The team that eventually bagged the Imagine Cup championship is X.GLU from Czech and Slovakia. Three students from the Czech Technical University in Prague designed a hardware and software solution to help diabetics cope with their condition. What’s clear from all the tech apps presented is the exchange of ideas during Imagine Cup can only lead to even greater things. Microsoft, for its part, is securing our future by investing in it. Encouraging young people to keep on creating is a way of encouraging talent to flourish. After all, in the field of tech, it’s talent and passion that will create groundbreaking work.

And when it comes to work that can change the world  — quite literally — Microsoft has not slowed down its flow of better ideas, even beyond their already good ones. During our visit to the Microsoft Research facility, we learned from chief scientist and distinguished engineer Rico Malvar that the knowledge acquisition doesn’t stop. Malvar says that their success rate probably doesn’t hit 10 percent, so most ideas that they come up with won’t even make it off the drawing board. But research is the business of failure, he says, and when they manage to hit the sweet spot and find something that works… well, the return is monumental.

Through Microsoft Research, we were treated to tech solutions like Farm Beats, which aims to address our food security issues. According to principal researcher Ranveer Chandra, Farm Beats makes agriculture more precise by providing farmers with data on temperature, soil moisture and nutrients. Of course, for a simple farmer, acquiring such technology (and making it work in isolated areas) is difficult.
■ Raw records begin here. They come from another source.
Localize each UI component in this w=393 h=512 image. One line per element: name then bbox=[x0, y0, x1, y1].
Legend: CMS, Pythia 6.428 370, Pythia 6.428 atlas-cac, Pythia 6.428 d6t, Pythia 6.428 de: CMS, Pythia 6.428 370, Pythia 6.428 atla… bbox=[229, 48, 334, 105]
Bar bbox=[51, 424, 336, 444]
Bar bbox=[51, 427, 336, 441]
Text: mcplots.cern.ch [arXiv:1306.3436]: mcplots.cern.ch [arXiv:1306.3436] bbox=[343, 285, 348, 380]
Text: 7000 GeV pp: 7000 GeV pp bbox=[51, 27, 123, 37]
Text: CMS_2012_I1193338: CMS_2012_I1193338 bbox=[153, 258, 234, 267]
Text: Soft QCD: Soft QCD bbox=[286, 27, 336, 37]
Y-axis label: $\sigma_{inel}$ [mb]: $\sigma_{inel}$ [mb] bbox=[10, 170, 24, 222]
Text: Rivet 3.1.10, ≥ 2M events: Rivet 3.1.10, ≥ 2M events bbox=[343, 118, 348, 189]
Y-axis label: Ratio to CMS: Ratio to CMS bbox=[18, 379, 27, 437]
Even internet connectivity is a challenge, so Chandra addressed this by using TV white spaces — empty TV channels — to send WiFi to far-flung areas. NUI Graph, on the other hand, is changing the way we do spreadsheets. Principal researcher Dave Brown, who’s leading the project called Surface Hub, wants to change the way we visualize data by turning it into something interactive and more visually arresting. Imagine turning your Microsoft Excel into Iron Man, minus Robert Downey Jr. There’s also Project Natick, which is innovating our approach to developing data centers. With more and more people using cloud services, where do we find the capacity to store all this data? Putting it in water makes it easier to cool down data centers and lessen the turnaround time of building new ones.

What was perhaps my favorite part of the Microsoft Campus Tour was getting to know the Hacking STEM Team. “Hacking” tends to have a negative connotation, but Hacking STEM develops lessons for students to use science, technology, engineering and math by hacking into existing Microsoft applications. For example, they hacked into Microsoft Excel to record data on a robotic hand made of milk tea straws, fishing line and cheap sensors. The process of building the hand is simple enough for a six-year-old to learn, and the materials can be sourced from anywhere. Hacking STEM doesn’t just aim to make all learning limited to STEM subjects; rather, they want to use science and math as a means to learn even subjects like literature, art and history. It’s simply a matter of empowering students to build on the programs and technology they offer, so they can develop a deeper appreciation of their lessons.

It takes a lot to consistently disrupt a community, but Microsoft has been shaping the curve ever since it set up shop in Washington state. We don’t always think of all the innovations they have built, because successful disruption involves a good deal of assimilation, too. In the way that Microsoft makes up such a huge part of Seattle, Redmond, and other neighboring cities (when you visit the Space Needle, the guide usually points out the Bill and Melinda Gates Foundation building because it is enormous), we almost never notice the way a tech company like Microsoft changes our everyday lives in small but significant ways. It is simply a part of our lives now. And just as the kids of Imagine Cup have (and will continue to) come up with solutions to everyday problems, Microsoft was also started by people with the same inquiring minds. So if the next set of game changers are to come from Imagine Cup alums, then trust me: we’re in good hands.